# Task


## Project Task: Multivariate Stock Price Prediction

**Goal:**
The objective of this project is to build and train a Long Short-Term Memory (LSTM) network to predict the closing price of a stock. Unlike simple models that only use past prices, you will build a **multivariate** model that leverages multiple features for each time step, including technical indicators and overall market performance. This approach mimics a more realistic trading analysis.

---

### Part 1: Data Collection and Feature Engineering

Your first step is to gather and prepare the data. You will use the `yfinance` library in Python to download historical stock data.

**1.  Data Acquisition:**
    * Choose a major technology stock, for example, **Apple Inc. (AAPL)**.
    * Download its daily data from **January 1, 2018, to December 31, 2023,** for the training set.
    * Download its data from **January 1, 2024, to the present** for the testing set.
    * Download the data for the **S&P 500 index (`^GSPC`)** for the same date ranges. This will serve as a feature representing the overall market condition.
    * Optionally, download another index or stock data

**2.  Feature Engineering:**
    Create a single DataFrame for your stock and add the following features:
    * **Technical Indicators:** Calculate the following for your chosen stock:
        * A **20-day Simple Moving Average (SMA)** of the 'Close' price.
        * A **50-day Simple Moving Average (SMA)** of the 'Close' price.
        * The **14-day Relative Strength Index (RSI)**.
    * **Market Data:** Add the 'Close' price of the S&P 500 (`^GSPC`) as a feature for each corresponding day.
    * **Final Features:** Your model will use the following features to predict the next day's 'Close' price: `['Close', 'Volume', 'SMA_20', 'SMA_50', 'RSI', 'GSPC_Close']`.
    * Consider other features that can be added

---

### Part 2: Data Preprocessing and Model Building

With your features ready, you need to prepare the data for the LSTM network.

**1.  Scaling:**
    * Scale / normalize all your features.

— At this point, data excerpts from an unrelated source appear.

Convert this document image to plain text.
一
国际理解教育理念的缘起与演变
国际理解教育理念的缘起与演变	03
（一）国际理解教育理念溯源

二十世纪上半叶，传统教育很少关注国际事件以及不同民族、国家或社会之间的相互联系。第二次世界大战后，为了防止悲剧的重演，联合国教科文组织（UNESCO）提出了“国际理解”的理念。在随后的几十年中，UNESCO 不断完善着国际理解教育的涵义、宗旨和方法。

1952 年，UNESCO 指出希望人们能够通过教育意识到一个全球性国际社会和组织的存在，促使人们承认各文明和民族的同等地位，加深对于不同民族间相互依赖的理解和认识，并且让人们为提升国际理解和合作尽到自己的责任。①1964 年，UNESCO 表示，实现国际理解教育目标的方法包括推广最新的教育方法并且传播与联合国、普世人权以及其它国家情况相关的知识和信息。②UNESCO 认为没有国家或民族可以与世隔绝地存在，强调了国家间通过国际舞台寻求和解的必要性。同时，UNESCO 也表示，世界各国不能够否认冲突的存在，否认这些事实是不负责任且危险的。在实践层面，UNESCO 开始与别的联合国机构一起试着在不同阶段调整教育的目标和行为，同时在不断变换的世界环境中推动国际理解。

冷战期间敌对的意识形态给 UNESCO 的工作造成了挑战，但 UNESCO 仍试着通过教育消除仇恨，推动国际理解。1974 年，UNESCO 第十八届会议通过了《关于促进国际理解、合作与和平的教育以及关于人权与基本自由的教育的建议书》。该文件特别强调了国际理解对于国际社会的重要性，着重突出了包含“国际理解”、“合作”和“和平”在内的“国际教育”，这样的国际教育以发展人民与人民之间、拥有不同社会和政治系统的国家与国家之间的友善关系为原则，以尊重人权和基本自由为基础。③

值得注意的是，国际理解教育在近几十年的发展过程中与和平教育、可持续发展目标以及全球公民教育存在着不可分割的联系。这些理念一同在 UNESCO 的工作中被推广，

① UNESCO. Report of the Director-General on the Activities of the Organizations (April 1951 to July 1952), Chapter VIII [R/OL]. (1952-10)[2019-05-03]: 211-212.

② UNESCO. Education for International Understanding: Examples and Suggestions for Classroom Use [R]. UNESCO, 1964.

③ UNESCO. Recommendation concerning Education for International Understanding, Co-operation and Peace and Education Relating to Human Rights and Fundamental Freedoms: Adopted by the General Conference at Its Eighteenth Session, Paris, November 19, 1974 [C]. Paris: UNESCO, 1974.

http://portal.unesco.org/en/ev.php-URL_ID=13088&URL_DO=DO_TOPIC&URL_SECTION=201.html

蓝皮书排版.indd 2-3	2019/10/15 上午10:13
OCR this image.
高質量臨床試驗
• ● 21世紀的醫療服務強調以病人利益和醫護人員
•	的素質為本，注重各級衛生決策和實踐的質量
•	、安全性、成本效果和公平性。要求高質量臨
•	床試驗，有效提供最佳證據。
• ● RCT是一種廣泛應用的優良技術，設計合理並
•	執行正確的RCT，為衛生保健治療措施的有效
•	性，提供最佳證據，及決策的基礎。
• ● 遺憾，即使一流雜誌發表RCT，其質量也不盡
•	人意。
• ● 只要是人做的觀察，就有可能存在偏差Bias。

It's crucial to fit the scaler **only on the training data** and then use it to transform both the training and testing data.

**2.  Sequence Creation:**
    * Write a function that converts your time-series data into supervised learning sequences.
    * Use a sequence length of **30 time steps**. This means your model will look at the features from the past 30 days (`X`) to predict the 'Close' price on the 31st day (`y`).
    * For each sequence, `X` should have a shape of `(30, 6)` (30 days, 6 features), and `y` will be the single 'Close' price to be predicted.

**3.  Build the LSTM Model:**
    * Construct a neural network using Keras/TensorFlow. Example architecture:
        * An `LSTM` layer with 50 units.
        * A `Dropout` layer with a rate of 0.2 to prevent overfitting.
        * A second `LSTM` layer with 50 units.
        * A second `Dropout` layer with a rate of 0.2.
        * A `Dense` output layer with **1 unit** (for the single predicted price).
    * Compile the model using the `adam` optimizer and `mean_squared_error` as the loss function.

---

### Part 3: Training, Evaluation, and Visualization

Now you will train your model and evaluate its performance.

**1.  Training:**
    * Train the model on your prepared training sequences for at least 25 epochs.

**2.  Evaluation:**
    * Make predictions on the test set.
    * Remember that your predictions will be scaled. You must use the scaler's `inverse_transform` method to convert them back to their original dollar values.
    * Calculate the **Root Mean Squared Error (RMSE)** between the actual prices and your model's predictions.

**3.  Visualization:**
    * Create a plot that clearly shows:
        * The actual stock prices from the test set.
        * The predicted stock prices from your model.
    * Ensure your plot is properly labeled with a title, x-axis label ('Time'), and y-axis label ('Stock Price USD').

---

### Part 4: Change the task to classification task

1. Now we want to provide good recommendation regarding the stock - BUY, SELL, HOLD.
2. In general, the thresholds are up to your decision, but you can think about something like:
    * if the closing price is 3% or more less then it was t days ago - BUY
    * if the closing price is 3% or more higher then it was t days ago - SELL
    * otherwise - HOLD


---


### 🌟 Bonus Challenge (Optional)

* Experiment with different sequence lengths (e.g., 60 or 90 days) and report if it improved your RMSE.
* Add another technical indicator, such as the **MACD**, as a feature.
* Try changing model architecture.